Она нанялась судомойкой в какой-то винный погребок — это было уже совсем не похоже на уютную кухню в доме для престарелых! — необходимо было заработать на дорогу в Орегон. В Чикаго не было наставника-священника; искать каких-нибудь нелегалов она боялась — вдруг даст маху и попадется в лапы полиции. Она боялась даже позвонить священнику по междугороднему в Индианаполис. Ее снова изнасиловали (в четвертых по счету меблирашках, где она снимала жилье), но на этот раз хоть не ограбили, так что через полтора месяца у нее были деньги на дорогу до коммуны.

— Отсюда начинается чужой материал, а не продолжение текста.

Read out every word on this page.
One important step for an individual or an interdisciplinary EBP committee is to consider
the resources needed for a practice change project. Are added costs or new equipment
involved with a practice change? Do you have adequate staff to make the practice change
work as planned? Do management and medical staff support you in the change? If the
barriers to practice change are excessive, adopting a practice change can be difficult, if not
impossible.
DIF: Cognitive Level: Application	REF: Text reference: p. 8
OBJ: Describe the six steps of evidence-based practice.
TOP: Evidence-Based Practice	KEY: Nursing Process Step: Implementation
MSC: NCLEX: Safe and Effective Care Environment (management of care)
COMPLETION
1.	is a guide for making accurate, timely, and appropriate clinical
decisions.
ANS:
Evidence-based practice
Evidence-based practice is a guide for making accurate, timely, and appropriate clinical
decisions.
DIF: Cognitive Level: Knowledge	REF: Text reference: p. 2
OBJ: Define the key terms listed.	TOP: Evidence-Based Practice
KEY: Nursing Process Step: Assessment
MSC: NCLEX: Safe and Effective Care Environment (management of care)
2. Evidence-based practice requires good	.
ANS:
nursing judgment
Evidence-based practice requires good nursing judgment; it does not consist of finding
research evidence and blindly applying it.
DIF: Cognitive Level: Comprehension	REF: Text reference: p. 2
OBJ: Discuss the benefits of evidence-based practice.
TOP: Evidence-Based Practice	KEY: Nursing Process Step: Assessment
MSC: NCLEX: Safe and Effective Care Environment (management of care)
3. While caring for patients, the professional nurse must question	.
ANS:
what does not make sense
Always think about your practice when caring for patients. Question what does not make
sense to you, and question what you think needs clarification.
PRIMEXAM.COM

В Чикаго ее ощущение одиночества было почти физическим — как будто оно плотно облегало ее со всех сторон и даже протекало сквозь ее тело. Не было дня, а в некоторые дни — и часа, когда бы она не решала позвонить в Олд-Римрок. Но, чтобы не дать видениям родного дома окончательно вывести себя из равновесия, она находила какую-нибудь забегаловку, присаживалась у стойки бара и заказывала бутерброд — бекон-салат-томат — с ванильным молочным коктейлем. Она произносила привычные слова, наблюдала, как завиваются на горячем гриле края беконного ломтика, смотрела, как выскакивает из тостера хлеб, аккуратно отодвигала соль-перец-зубочистки, освобождая место для тарелки с едой, откусывала от бутерброда, запивала коктейлем, тщательно пережевывала безвкусные волокна салата, выжимала во рту пахнущий дымком жир из подсушенного бекона, высасывала ароматный сок из мягкого помидора, заедала все залитым майонезом хлебом; она неторопливо двигала челюстями, перемалывая откушенные куски в питательно-успокоительную силосную массу, — точь-в-точь как мамины коровы у кормушки; и эта сосредоточенность на поедании пищи поддерживала в ней способность жить дальше в полном одиночестве. Она съедала бутерброд, допивала коктейль и только тогда вспоминала, как она здесь очутилась и что ей надо продолжать существование. Ко времени отъезда из Чикаго у нее уже не было потребности в сколько-нибудь нормальном жилье; и никогда больше тоска по отчему дому и близким не хватала ее за горло.